Reasons for Doing This Test
Cardiac catheterization helps diagnose CORONARY ARTERY DISEASE (CAD) and the extent of coronary artery occlusion (blockage). The cardiologist also may use cardiac catheterization to diagnose damaged or dysfunctional heart valves and biopsy the endomyocardium (inner lining and MYOCARDIUM of the heart). Therapeutic applications of cardiac catheterization include ATHERECTOMY and percutaneous transluminal coronary angioplasty (PCTA), also called balloon ANGIOPLASTY. In PCTA the cardiologist inflates a tiny balloon at the catheter’s tip to compress ATHEROSCLEROTIC PLAQUE that is occluding a coronary artery.
Preparation, Procedure, and Recovery
Cardiac catheterization requires little preparation beyond nothing to eat or drink for six to eight hours before the scheduled procedure. The catheterization takes place in a sterile setting. Because there is a slight risk for complications that would require immediate OPEN HEART SURGERY, the catheterization facility has full operating room and surgical team capacity. At the start of the procedure the cardiologist administers a general sedative to help the person relax, and injects a local anesthetic into the tissues around the area where the catheter will enter the artery. The cardiologist makes a tiny incision to gain entrance to the artery, and threads the catheter through the artery to the heart and coronary arteries. Typically the cardiologist videotapes the catheterization for further study or review following the procedure.
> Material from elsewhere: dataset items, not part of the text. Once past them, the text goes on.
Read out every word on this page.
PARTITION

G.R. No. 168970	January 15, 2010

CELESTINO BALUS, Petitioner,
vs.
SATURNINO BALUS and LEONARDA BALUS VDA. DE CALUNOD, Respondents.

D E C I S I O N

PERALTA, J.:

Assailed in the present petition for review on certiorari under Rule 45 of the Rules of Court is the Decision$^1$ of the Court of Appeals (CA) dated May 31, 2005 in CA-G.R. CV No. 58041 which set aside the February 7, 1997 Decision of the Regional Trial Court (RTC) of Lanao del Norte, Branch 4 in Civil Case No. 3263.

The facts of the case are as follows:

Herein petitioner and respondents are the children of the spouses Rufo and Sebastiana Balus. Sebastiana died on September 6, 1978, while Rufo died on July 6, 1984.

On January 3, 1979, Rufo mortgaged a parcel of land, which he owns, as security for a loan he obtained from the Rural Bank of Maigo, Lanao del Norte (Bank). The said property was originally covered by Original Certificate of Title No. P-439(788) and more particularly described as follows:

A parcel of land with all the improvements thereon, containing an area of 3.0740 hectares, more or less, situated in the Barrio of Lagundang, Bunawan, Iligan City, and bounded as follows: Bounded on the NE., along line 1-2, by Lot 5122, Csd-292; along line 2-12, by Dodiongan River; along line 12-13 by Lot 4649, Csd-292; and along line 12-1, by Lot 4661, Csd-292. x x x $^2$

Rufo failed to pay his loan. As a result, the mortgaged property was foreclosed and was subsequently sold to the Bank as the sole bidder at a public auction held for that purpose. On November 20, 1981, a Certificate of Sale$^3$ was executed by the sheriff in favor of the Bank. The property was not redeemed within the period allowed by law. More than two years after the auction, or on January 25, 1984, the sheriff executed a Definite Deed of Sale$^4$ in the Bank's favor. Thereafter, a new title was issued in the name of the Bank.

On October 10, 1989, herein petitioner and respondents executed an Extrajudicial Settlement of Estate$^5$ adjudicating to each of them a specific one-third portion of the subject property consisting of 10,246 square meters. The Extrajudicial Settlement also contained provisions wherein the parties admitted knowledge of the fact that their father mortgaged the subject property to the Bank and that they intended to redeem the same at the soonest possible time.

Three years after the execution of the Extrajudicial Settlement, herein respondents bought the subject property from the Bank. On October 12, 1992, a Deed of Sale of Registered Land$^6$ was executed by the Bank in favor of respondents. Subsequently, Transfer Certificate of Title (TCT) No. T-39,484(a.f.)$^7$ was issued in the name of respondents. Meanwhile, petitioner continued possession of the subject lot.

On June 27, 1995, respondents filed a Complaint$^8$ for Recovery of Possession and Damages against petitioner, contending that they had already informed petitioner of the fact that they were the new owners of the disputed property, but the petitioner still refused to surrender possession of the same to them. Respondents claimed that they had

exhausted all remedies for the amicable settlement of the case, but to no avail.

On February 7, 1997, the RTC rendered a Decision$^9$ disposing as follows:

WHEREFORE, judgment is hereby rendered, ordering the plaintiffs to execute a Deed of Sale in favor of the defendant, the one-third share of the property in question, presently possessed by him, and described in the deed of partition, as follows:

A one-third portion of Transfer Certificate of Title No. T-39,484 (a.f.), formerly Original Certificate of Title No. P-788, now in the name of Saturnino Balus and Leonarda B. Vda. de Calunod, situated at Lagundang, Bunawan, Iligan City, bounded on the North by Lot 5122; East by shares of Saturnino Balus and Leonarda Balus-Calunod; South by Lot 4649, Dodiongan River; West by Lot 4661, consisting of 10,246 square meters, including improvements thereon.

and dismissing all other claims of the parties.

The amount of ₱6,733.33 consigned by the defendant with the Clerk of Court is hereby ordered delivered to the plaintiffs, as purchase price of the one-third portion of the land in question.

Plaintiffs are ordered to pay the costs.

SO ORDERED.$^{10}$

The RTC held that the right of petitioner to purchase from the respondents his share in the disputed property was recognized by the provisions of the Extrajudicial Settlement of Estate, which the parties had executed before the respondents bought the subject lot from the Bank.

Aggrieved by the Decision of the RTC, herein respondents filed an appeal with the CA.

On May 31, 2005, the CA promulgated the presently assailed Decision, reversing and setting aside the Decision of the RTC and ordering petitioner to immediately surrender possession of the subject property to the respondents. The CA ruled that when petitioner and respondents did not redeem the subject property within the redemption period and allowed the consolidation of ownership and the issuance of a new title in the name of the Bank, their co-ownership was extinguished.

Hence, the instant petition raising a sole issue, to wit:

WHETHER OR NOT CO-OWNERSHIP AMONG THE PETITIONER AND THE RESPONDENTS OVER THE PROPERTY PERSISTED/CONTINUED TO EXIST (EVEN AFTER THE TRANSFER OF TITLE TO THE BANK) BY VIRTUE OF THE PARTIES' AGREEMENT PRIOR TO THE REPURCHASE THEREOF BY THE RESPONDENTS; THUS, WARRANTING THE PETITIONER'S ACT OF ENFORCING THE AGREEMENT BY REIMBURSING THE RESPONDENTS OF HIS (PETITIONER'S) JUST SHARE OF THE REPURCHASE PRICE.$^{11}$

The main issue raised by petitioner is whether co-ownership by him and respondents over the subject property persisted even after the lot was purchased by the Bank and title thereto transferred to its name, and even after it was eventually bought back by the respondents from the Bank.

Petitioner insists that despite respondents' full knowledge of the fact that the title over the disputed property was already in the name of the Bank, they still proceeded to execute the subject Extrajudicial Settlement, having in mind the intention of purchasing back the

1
Depending on the reason for the catheterization and the cardiologist’s findings, the procedure takes 45 to 90 minutes. When finished, the cardiologist withdraws the catheter, sutures the insertion incision, and places a pressure dressing over the wound. The person remains lying down for six to eight hours, in a recovery area, allowing a good clot formation to develop and also permitting the sedative to wear off. Most people are able to go home the same day, though must have a friend or relative do the driving, and can return to regular activities within a week.
Cardiac Catheterization - Risks and Complications
The most significant, though an uncommon, risk of cardiac catheterization is HEART ATTACK or STROKE from atherosclerotic plaque the catheter dislodges. Some people may have a HYPERSENSITIVITY REACTION or allergic response to the injected dye with angiogram. Also uncommon—though possible—is that the cardiologist may discover, upon reaching the occlusion, that the atheroma (plaque formation) is unstable and may determine that immediate CORONARY ARTERY BYPASS GRAFT (CABG) will be necessary. More common complications include bleeding and discomfort at the insertion site or INFECTION after the procedure. For most people, cardiac catheterization is uneventful and provides the information the cardiologist needs to make a definitive diagnosis.